Novel Methods to Leverage Spectroscopic Overlap of Imaging Surveys
Justin Myles (Stanford)
Title: Novel Methods to Leverage Spectroscopic Overlap of Imaging Surveys
Large galaxy imaging surveys promise to deliver extraordinary datasets to answer open questions about the nature of dark matter and dark energy, but these surveys suffer from challenges arising from the difficulty in constraining galaxy redshift. I will discuss projects that leverage spectroscopic observations of small, well selected subsets of galaxies observed in imaging surveys to improve the utility of photometric datasets for cosmological experiments. First, I will describe the new methodology used for the Dark Energy Survey Year 3 weak lensing source galaxy redshift calibration and the resulting DES Y3 cosmology constraints.

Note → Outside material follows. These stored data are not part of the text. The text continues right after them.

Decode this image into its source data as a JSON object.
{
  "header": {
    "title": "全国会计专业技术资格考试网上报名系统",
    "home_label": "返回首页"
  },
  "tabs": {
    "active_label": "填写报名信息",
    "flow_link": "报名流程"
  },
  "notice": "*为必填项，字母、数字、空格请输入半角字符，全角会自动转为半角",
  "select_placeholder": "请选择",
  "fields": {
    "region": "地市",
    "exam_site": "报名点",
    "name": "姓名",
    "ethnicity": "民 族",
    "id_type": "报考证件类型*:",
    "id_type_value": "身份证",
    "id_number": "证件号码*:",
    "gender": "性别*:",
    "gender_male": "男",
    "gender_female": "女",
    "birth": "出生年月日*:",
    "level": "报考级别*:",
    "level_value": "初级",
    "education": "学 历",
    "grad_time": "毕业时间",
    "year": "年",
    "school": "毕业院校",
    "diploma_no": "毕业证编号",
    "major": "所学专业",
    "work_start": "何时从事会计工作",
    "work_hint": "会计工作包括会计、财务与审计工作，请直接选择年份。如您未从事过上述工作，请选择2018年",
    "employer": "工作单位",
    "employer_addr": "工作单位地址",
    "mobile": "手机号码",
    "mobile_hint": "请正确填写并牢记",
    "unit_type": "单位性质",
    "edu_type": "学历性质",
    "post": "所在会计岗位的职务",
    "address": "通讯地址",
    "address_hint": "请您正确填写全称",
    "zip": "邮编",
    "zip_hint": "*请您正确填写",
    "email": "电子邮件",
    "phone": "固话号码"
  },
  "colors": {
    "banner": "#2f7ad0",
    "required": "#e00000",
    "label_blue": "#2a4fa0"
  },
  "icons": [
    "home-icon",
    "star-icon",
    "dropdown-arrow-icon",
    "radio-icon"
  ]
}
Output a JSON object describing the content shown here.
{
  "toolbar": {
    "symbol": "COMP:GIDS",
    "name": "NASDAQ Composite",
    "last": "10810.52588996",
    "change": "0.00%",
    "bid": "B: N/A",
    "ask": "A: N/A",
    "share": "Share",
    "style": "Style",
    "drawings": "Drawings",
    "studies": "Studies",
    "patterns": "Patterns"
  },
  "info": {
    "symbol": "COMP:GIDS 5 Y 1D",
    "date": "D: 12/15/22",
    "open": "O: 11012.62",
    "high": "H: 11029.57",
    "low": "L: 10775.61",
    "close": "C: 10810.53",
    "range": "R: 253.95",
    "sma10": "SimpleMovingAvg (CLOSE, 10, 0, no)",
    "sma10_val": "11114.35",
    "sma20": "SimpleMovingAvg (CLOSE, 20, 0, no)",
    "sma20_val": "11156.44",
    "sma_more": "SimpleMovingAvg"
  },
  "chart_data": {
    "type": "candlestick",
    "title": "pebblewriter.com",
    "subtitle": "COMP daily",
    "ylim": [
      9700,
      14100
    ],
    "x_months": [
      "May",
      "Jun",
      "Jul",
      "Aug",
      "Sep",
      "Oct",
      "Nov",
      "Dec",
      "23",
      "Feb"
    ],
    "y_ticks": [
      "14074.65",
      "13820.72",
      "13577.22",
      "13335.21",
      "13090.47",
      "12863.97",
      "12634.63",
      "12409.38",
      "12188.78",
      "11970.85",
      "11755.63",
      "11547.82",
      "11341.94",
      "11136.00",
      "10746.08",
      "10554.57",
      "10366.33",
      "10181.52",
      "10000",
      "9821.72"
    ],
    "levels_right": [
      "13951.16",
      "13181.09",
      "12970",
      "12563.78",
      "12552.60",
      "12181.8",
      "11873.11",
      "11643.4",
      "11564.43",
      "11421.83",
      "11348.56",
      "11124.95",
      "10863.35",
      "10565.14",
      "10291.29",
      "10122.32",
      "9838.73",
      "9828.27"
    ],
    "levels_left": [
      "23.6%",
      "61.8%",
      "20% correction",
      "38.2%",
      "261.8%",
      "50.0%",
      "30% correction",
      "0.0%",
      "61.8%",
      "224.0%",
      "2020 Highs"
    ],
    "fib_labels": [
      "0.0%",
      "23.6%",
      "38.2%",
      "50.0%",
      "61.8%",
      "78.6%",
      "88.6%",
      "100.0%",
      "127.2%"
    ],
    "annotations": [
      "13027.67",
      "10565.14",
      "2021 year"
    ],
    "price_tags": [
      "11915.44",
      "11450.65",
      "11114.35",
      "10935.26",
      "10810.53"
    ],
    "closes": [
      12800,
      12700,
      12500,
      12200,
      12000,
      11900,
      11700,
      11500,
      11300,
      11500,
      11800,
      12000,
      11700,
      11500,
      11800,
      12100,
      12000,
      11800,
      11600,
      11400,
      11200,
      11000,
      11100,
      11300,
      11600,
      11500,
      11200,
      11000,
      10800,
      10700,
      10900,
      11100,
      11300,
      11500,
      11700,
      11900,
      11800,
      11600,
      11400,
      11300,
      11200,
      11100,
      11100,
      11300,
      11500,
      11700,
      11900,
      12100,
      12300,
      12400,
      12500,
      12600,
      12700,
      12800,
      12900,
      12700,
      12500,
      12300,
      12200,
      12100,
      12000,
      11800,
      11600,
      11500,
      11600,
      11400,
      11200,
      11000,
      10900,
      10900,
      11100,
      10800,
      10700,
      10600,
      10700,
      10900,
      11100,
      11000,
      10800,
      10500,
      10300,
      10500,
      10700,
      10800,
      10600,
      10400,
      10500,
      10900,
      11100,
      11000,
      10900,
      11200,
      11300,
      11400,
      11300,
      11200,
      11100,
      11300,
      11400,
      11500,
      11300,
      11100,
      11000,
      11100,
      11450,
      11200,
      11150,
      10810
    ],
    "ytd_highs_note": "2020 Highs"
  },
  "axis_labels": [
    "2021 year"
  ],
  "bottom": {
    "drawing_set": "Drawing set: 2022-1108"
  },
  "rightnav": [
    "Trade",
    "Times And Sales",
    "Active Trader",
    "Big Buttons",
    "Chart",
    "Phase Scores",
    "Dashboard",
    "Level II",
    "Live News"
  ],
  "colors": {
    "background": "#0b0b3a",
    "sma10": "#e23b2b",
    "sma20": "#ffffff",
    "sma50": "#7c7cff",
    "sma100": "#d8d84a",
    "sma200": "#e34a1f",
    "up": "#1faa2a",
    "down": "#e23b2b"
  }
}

Second, I will present an algorithm for accurately propagating uncertainties of probability distributions and illustrate the application of this algorithm to redshift calibration. Third, I will show results using archival spectroscopy of redMaPPer galaxy clusters to measure the impact of projection effects on these clusters and comment on how this measurement relates to the DES Y1 cluster cosmology results. I will conclude by presenting promising paths forward to take full advantage of forthcoming surveys to constrain the cosmological model.